Na agenda 2030, a forma como a sociedade e a economia se organizam leva os agentes a tomarem decisões que privilegiam retornos econômicos de curto prazo, sem preocupação com as externalidades sociais e ambientais geradas nos processos de longo prazo. Nas consequências, ambas crises atingem, talvez em proporções distintas, tanto quem procura se ajustar à nova rotina quanto quem continua a vida “normal”.
Nos dois casos, o maior entrave para reduzir impactos negativos é provocar uma mudança de comportamento em larga escala. Nos ODS, fatores como ser uma agenda de médio/longo prazo, com impactos predominantemente indiretos, mesmo que de proporções gigantescas, além da necessidade de coordenação em nível global, impõem um desafio maior para a transformação.
Ou seja: como aprendemos com a economia comportamental, não é fácil convencer alguém a trocar um benefício imediato pela supressão de problemas de longo prazo, mesmo que estejamos falando de verdadeiras catástrofes climáticas e sociais, como demonstram os cientistas do clima.
Nas duas situações, há também os oportunistas preocupados em extrair o máximo de valor no menor tempo possível, agindo contra a transformação necessária, e a organização coletiva para denunciar e combater tais movimentos. Questões naturais a qualquer processo de mudança. De qualquer forma, a crise que estamos vivendo mostra como a sociedade pode ajustar comportamentos, ao ser informada adequadamente e criar consciência sobre o papel de cada um. Nos momentos em que conseguimos fazer isso, foi possível convencer parte das pessoas a cumprir sua parte e viabilizar que cientistas e especialistas trabalhassem nas estratégias de resposta mais adequadas. Não quer dizer que seja fácil.
Como sociedade, estamos sofrendo e precisaremos de muita resiliência para continuar em frente. Ainda é incerto o tamanho dos impactos da Covid-19. Ambientalmente, por exemplo, foi possível verificar redução da poluição atmosférica em locais que decretaram o isolamento lockdown. Por outro lado, houve crescimento no uso de descartáveis e prejuízos relevantes para a cadeia de reciclagem. Fato indiscutível é que teremos mudanças profundas nos sistemas de saúde, na economia e na própria cultura. O que fica para o futuro é o principal aprendizado desta crise: somos capazes de fazer grandes transformações quando estamos convencidos de que vale a pena.

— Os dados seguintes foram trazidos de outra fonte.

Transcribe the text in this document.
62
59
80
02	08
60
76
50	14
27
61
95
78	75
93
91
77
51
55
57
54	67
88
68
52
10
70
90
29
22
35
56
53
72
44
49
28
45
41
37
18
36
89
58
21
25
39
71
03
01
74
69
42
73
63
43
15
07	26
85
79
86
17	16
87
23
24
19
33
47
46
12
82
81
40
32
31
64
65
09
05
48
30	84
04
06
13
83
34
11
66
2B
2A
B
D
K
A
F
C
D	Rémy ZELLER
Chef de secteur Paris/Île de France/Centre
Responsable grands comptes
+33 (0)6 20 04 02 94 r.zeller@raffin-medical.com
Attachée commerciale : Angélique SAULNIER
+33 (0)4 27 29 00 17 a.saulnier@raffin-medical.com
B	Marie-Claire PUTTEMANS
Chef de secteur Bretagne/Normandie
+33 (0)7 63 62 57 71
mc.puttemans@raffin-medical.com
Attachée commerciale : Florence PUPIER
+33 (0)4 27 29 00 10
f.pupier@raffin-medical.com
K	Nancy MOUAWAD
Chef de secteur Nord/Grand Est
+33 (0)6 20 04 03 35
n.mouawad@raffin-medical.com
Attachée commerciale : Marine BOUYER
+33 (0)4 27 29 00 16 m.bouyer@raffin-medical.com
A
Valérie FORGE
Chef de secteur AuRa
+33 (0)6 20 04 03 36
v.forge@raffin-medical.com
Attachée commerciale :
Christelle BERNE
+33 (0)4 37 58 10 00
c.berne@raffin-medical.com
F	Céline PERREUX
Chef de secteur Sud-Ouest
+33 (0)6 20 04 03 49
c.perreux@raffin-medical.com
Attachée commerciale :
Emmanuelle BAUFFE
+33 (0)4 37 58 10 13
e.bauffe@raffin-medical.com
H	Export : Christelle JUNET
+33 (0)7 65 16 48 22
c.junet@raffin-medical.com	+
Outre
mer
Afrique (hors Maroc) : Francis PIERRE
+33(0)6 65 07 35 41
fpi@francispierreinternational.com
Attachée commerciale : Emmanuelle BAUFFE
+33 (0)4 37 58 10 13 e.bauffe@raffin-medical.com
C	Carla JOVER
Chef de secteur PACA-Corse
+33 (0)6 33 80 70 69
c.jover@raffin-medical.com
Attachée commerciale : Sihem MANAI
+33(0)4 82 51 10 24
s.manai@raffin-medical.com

Vejamos o exemplo das fake news, mazela de nossos tempos que se dissemina com velocidade assustadora e que gera consequências graves para política, economia e sociedade. O remédio? Informação de qualidade, que salva vidas, previne enganos e viabiliza decisões mais inteligentes. No cenário atual, a boa notícia é que é possível vislumbrar relances de uma sociedade mais consciente, o que também gera novas demandas para governos, empresas e marcas. Ponto para os jornalistas profissionais, que vem cumprindo sua incansável missão de apurar informações e gerar conhecimento, a ponto de ser reconhecidos pela população durante a crise, com índices de confiança muito superiores aos verificados em redes sociais e aplicativos de mensagens.
Que o combate a essa difícil crise sanitária global ensine todos nós, atores responsáveis por fazer a Década da Ação se concretizar, como alavancar as mudanças necessárias para o desenvolvimento sustentável: convencer pessoas depende de boa comunicação, baseada em evidências, valorizando a ciência e com engajamento genuíno dos stakeholders. As sociedades, empresas ou comunidades que conseguiram fazer isso foram aquelas que se saíram melhor durante a pandemia.
Para a transformação que buscamos com os ODS, esta crise evidencia algo fundamental. Se soubermos tirar as lições já mencionadas, construiremos juntos um novo normal, que fará mais sentido e será realmente sustentável para as pessoas e para o planeta que habitamos. Afinal, não temos para onde fugir e o tempo continua correndo. Ou mudamos a forma como fazemos as coisas, ou novas tragédias de proporções cada vez maiores nos esperam.